Parkinson hastalığında birincil veya merkezi ağrı, hastalığın kendisinin doğrudan bir sonucudur ve ikincil nedenlere bağlı değildir. Vücudun tanımlanmamış bölgelerinde meydana gelen ağrılı, yanma, bıçaklanma, ağrı, kaşıntı veya karıncalanma olarak tanımlanabilir. Bu tür bir acı oldukça acımasız ve üzücü olabilir.
Çoğu zaman, birçok farklı nedenin bir kombinasyonudur (çok faktörlü), ancak ağrının türüne bakılmaksızın, varlığı sağlıkla ilgili yaşam kalitesi ölçümlerini olumsuz etkileyebilir ve hatta bazı insanlarda hastalığın motor semptomlarını gölgede bırakabilir.
Tedavi
Ve gerçek şu ki, yaşam kalitesi üzerinde önemli bir zararlı etkiye sahip olmasına rağmen, Parkinson hastalığında ağrı genellikle yetersiz tedavi edilmektedir. Parkinson hastalığında ağrının kaynağını teşhis etmek zor olabilir ve genellikle bir dışlama tanısıdır, yani ilk olarak PD ile ilgili olmayan diğer tüm olası nedenler dışlanır. Ancak teşhis edilip sınıflandırıldıktan sonra yönetim, potansiyel nedeni tedavi etmeye veya en azından bazı zayıflatıcı semptomları gidermeye yönlendirilebilir.

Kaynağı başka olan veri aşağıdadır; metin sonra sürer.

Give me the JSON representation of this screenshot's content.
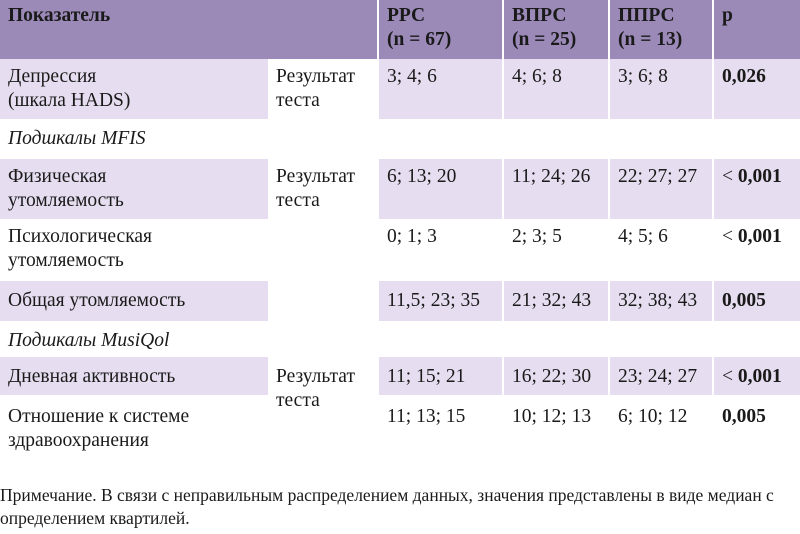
{
  "header": {
    "indicator": "Показатель",
    "rrs": "РРС",
    "rrs_n": "(n = 67)",
    "vprs": "ВПРС",
    "vprs_n": "(n = 25)",
    "pprs": "ППРС",
    "pprs_n": "(n = 13)",
    "p": "p"
  },
  "rows": {
    "depression": {
      "name_line1": "Депрессия",
      "name_line2": "(шкала HADS)",
      "method_line1": "Результат",
      "method_line2": "теста",
      "rrs": "3; 4; 6",
      "vprs": "4; 6; 8",
      "pprs": "3; 6; 8",
      "p": "0,026"
    },
    "mfis_section": "Подшкалы MFIS",
    "physical": {
      "name_line1": "Физическая",
      "name_line2": "утомляемость",
      "method_line1": "Результат",
      "method_line2": "теста",
      "rrs": "6; 13; 20",
      "vprs": "11; 24; 26",
      "pprs": "22; 27; 27",
      "p_prefix": "<",
      "p": "0,001"
    },
    "psychological": {
      "name_line1": "Психологическая",
      "name_line2": "утомляемость",
      "rrs": "0; 1; 3",
      "vprs": "2; 3; 5",
      "pprs": "4; 5; 6",
      "p_prefix": "<",
      "p": "0,001"
    },
    "general": {
      "name": "Общая утомляемость",
      "rrs": "11,5; 23; 35",
      "vprs": "21; 32; 43",
      "pprs": "32; 38; 43",
      "p": "0,005"
    },
    "musiqol_section": "Подшкалы MusiQol",
    "daily": {
      "name": "Дневная активность",
      "method_line1": "Результат",
      "method_line2": "теста",
      "rrs": "11; 15; 21",
      "vprs": "16; 22; 30",
      "pprs": "23; 24; 27",
      "p_prefix": "<",
      "p": "0,001"
    },
    "healthcare": {
      "name_line1": "Отношение к системе",
      "name_line2": "здравоохранения",
      "rrs": "11; 13; 15",
      "vprs": "10; 12; 13",
      "pprs": "6; 10; 12",
      "p": "0,005"
    }
  },
  "note": "Примечание. В связи с неправильным распределением данных, значения представлены в виде медиан с определением квартилей.",
  "colors": {
    "header_bg": "#9b8ab8",
    "band_bg": "#e6def0"
  }
}
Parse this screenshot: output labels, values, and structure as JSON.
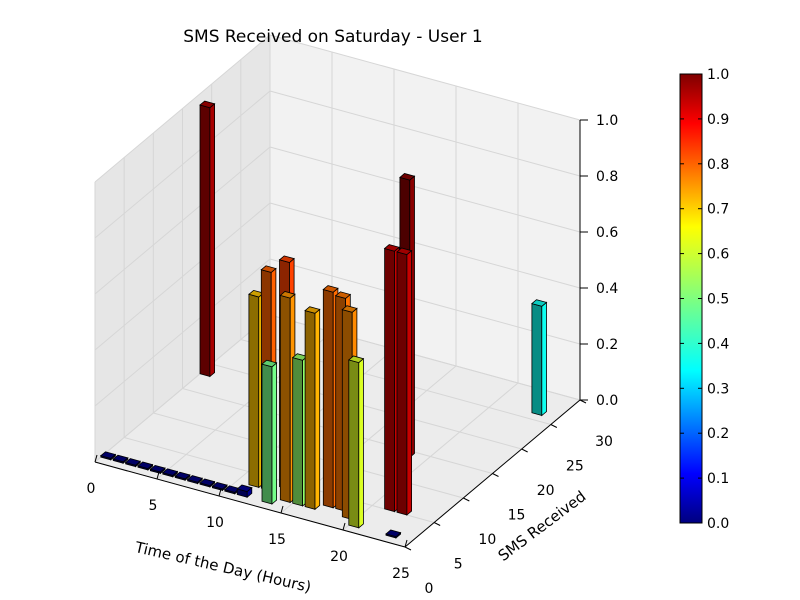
{
  "chart_data": {
    "type": "bar3d",
    "title": "SMS Received on Saturday - User 1",
    "xlabel": "Time of the Day (Hours)",
    "ylabel": "SMS Received",
    "zlabel": "",
    "xlim": [
      0,
      25
    ],
    "ylim": [
      0,
      30
    ],
    "zlim": [
      0,
      1.0
    ],
    "x_ticks": [
      "0",
      "5",
      "10",
      "15",
      "20",
      "25"
    ],
    "y_ticks": [
      "0",
      "5",
      "10",
      "15",
      "20",
      "25",
      "30"
    ],
    "z_ticks": [
      "0.0",
      "0.2",
      "0.4",
      "0.6",
      "0.8",
      "1.0"
    ],
    "grid": true,
    "colormap": "jet",
    "colorbar": {
      "ticks": [
        "0.0",
        "0.1",
        "0.2",
        "0.3",
        "0.4",
        "0.5",
        "0.6",
        "0.7",
        "0.8",
        "0.9",
        "1.0"
      ],
      "range": [
        0,
        1.0
      ]
    },
    "bars": [
      {
        "x": 0,
        "y": 1,
        "value": 0.0
      },
      {
        "x": 1,
        "y": 1,
        "value": 0.0
      },
      {
        "x": 2,
        "y": 1,
        "value": 0.0
      },
      {
        "x": 3,
        "y": 1,
        "value": 0.0
      },
      {
        "x": 4,
        "y": 1,
        "value": 0.0
      },
      {
        "x": 5,
        "y": 1,
        "value": 0.0
      },
      {
        "x": 6,
        "y": 1,
        "value": 0.0
      },
      {
        "x": 7,
        "y": 1,
        "value": 0.0
      },
      {
        "x": 8,
        "y": 1,
        "value": 0.0
      },
      {
        "x": 9,
        "y": 1,
        "value": 0.0
      },
      {
        "x": 10,
        "y": 1,
        "value": 0.0
      },
      {
        "x": 11,
        "y": 1,
        "value": 0.02
      },
      {
        "x": 0,
        "y": 18,
        "value": 0.96
      },
      {
        "x": 11,
        "y": 3,
        "value": 0.68
      },
      {
        "x": 12,
        "y": 3,
        "value": 0.78
      },
      {
        "x": 13,
        "y": 4,
        "value": 0.81
      },
      {
        "x": 13,
        "y": 1,
        "value": 0.49
      },
      {
        "x": 14,
        "y": 2,
        "value": 0.73
      },
      {
        "x": 15,
        "y": 2,
        "value": 0.52
      },
      {
        "x": 16,
        "y": 2,
        "value": 0.7
      },
      {
        "x": 17,
        "y": 3,
        "value": 0.77
      },
      {
        "x": 18,
        "y": 3,
        "value": 0.76
      },
      {
        "x": 19,
        "y": 2,
        "value": 0.74
      },
      {
        "x": 20,
        "y": 1,
        "value": 0.59
      },
      {
        "x": 18,
        "y": 14,
        "value": 0.99
      },
      {
        "x": 21,
        "y": 5,
        "value": 0.93
      },
      {
        "x": 22,
        "y": 5,
        "value": 0.93
      },
      {
        "x": 23,
        "y": 1,
        "value": 0.0
      },
      {
        "x": 23,
        "y": 26,
        "value": 0.39
      }
    ]
  }
}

Bazı rahatsızlıkları hafifletmek için uygulayabileceğiniz müdahaleler ve doktorunuzun deneyebileceği bir takım ilaç ayarlamaları veya eklemeleri de bir miktar fayda sağlayabilir. Parkinson hastalığında ağrı gerçek ve ciddi bir fenomendir. Yaşadığınız ağrı miktarını en aza indirmek, sizin ve sağlık ekibinizin üyeleri için bir gereklilik ve değerli bir odak noktasıdır.